The Holocaust is one of the most well-known atrocities, and the actions involved in both the Holocaust and the Cambodian genocide are very similar and different in many ways. In both cases, a seemingly trustworthy leader ends up betraying his own people to create their twisted version of a utopia. Once in power, both genocide leaders manipulated the citizens and even used to educational system as an easy way to brainwash and manipulate the youth. Both created chains of labor and death camps to kill their victims of either starvation, disease, or exhaustion. The Holocaust and the Cambodian Genocide tore relationships apart until brothers were forced to turn on brothers  (“Why Should We Remember?”). Although the Holocaust and the Cambodian Genocide have very similar aspects, there are also differences. For example, Pol Pot’s goal was to restart at “Year Zero”, while Adolf Hitler planned to advance Germany. As the article “Past Still Haunts Khmer Genocide Survivor” by Antonio Graceffo states, a pronounced difference between the Holocaust and The Cambodian genocide is that in the Cambodian genocide “not a single Khmer was excluded from participation in the genocide. Every single Khmer, living in Cambodia between 1975 and 1979 was a victim, a perpetrator, or both” (Graceffo).  In the Cambodian Genocide, there were no bystanders. There were only sufferers and those that caused the suffering.
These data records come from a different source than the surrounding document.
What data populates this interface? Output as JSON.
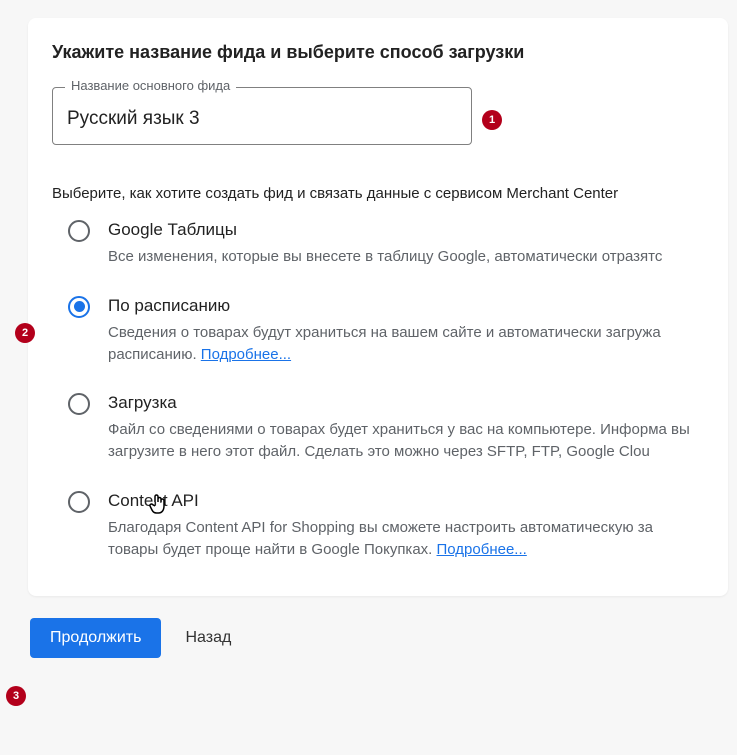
{
  "heading": "Укажите название фида и выберите способ загрузки",
  "feed_name": {
    "label": "Название основного фида",
    "value": "Русский язык 3"
  },
  "instruction": "Выберите, как хотите создать фид и связать данные с сервисом Merchant Center",
  "options": [
    {
      "title": "Google Таблицы",
      "desc": "Все изменения, которые вы внесете в таблицу Google, автоматически отразятс",
      "link": "",
      "selected": false
    },
    {
      "title": "По расписанию",
      "desc": "Сведения о товарах будут храниться на вашем сайте и автоматически загружа расписанию. ",
      "link": "Подробнее...",
      "selected": true
    },
    {
      "title": "Загрузка",
      "desc": "Файл со сведениями о товарах будет храниться у вас на компьютере. Информа вы загрузите в него этот файл. Сделать это можно через SFTP, FTP, Google Clou",
      "link": "",
      "selected": false
    },
    {
      "title": "Content API",
      "desc": "Благодаря Content API for Shopping вы сможете настроить автоматическую за товары будет проще найти в Google Покупках. ",
      "link": "Подробнее...",
      "selected": false
    }
  ],
  "buttons": {
    "continue": "Продолжить",
    "back": "Назад"
  },
  "callouts": [
    "1",
    "2",
    "3"
  ]
}
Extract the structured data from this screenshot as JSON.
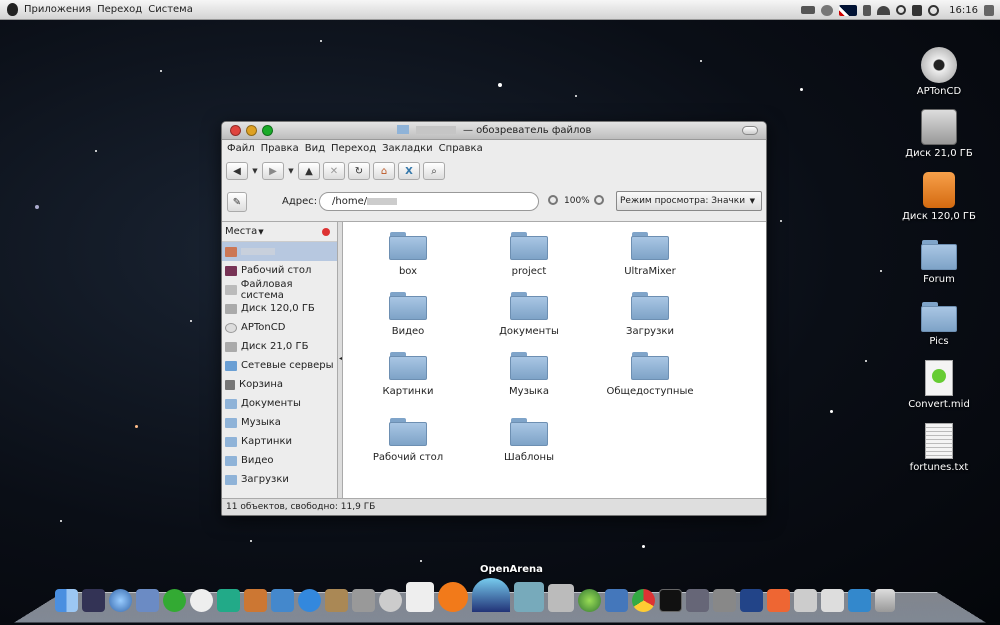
{
  "topbar": {
    "apple_icon": "apple-icon",
    "menus": [
      "Приложения",
      "Переход",
      "Система"
    ],
    "clock": "16:16"
  },
  "desktop_icons": [
    {
      "label": "APTonCD",
      "icon": "cd-icon"
    },
    {
      "label": "Диск 21,0 ГБ",
      "icon": "harddisk-icon"
    },
    {
      "label": "Диск 120,0 ГБ",
      "icon": "usb-drive-icon"
    },
    {
      "label": "Forum",
      "icon": "folder-icon"
    },
    {
      "label": "Pics",
      "icon": "folder-icon"
    },
    {
      "label": "Convert.mid",
      "icon": "audio-file-icon"
    },
    {
      "label": "fortunes.txt",
      "icon": "text-file-icon"
    }
  ],
  "window": {
    "title": "— обозреватель файлов",
    "menu": [
      "Файл",
      "Правка",
      "Вид",
      "Переход",
      "Закладки",
      "Справка"
    ],
    "address_label": "Адрес:",
    "address_value": "/home/",
    "zoom": "100%",
    "view_mode": "Режим просмотра: Значки",
    "places_header": "Места",
    "places": [
      {
        "label": "",
        "icon": "home-icon"
      },
      {
        "label": "Рабочий стол",
        "icon": "desktop-icon"
      },
      {
        "label": "Файловая система",
        "icon": "filesystem-icon"
      },
      {
        "label": "Диск 120,0 ГБ",
        "icon": "drive-icon"
      },
      {
        "label": "APTonCD",
        "icon": "cd-icon"
      },
      {
        "label": "Диск 21,0 ГБ",
        "icon": "drive-icon"
      },
      {
        "label": "Сетевые серверы",
        "icon": "network-icon"
      },
      {
        "label": "Корзина",
        "icon": "trash-icon"
      },
      {
        "label": "Документы",
        "icon": "folder-icon"
      },
      {
        "label": "Музыка",
        "icon": "folder-icon"
      },
      {
        "label": "Картинки",
        "icon": "folder-icon"
      },
      {
        "label": "Видео",
        "icon": "folder-icon"
      },
      {
        "label": "Загрузки",
        "icon": "folder-icon"
      }
    ],
    "files": [
      "box",
      "project",
      "UltraMixer",
      "Видео",
      "Документы",
      "Загрузки",
      "Картинки",
      "Музыка",
      "Общедоступные",
      "Рабочий стол",
      "Шаблоны"
    ],
    "status": "11 объектов, свободно: 11,9 ГБ"
  },
  "dock": {
    "hover_label": "OpenArena"
  },
  "colors": {
    "folder": "#8fb3d8",
    "sidebar_selected": "#b7c8e0",
    "close": "#e0443e",
    "minimize": "#dea123",
    "zoom": "#1aab29"
  }
}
In Cambodia everyone was out to get everyone else and there was no telling who could be trusted. On the other hand, in the Holocaust, the Nazis specifically targeted distinct groups of people while onlookers turned a blind eye. While mainly Jewish and other groups of citizens were murdered by the Germans, Khmer citizens were killed by other Khmers. Due to the fact that Germany was a world power before the Holocaust and World War II, the involvement of the rest of the world was greater than the world’s involvement in Cambodia. While the Cambodian genocide was occurring, outside countries were hesitant to get involved because Cambodia was not powerful enough to be a threat, so it may not have been a priority to other countries. Needless to say, both the Holocaust and the Cambodian Genocide, like all genocides, have one major aspect in common: the only result is death and utter destruction (“Why Should We Remember?”).

From 1975 to 1979, Pol Pot and his Khmer Rouge Regime slaughtered religious representatives, educated people, and rebelling citizens in what is now known as the Cambodian Genocide in order to create a corrupt vision of a perfect society (“The Cambodian Genocide”). The Cambodian Genocide is an example of dishonorable power taking a major turn for the worse. Pol Pot had all of the executive power to murder whomever he wished. Millions of innocent lives were lost and damaged because of this unstable government system. Time and time again, leaders turn on their own followers and the rest of the world watches. Learning from past mistakes is a key for survival, but the world cannot seem to get a grip on the understanding that letting mass murders happen while everyone else watches could be the end. Although genocide is a horrendous crime, an even worse crime is allowing it to happen more than once.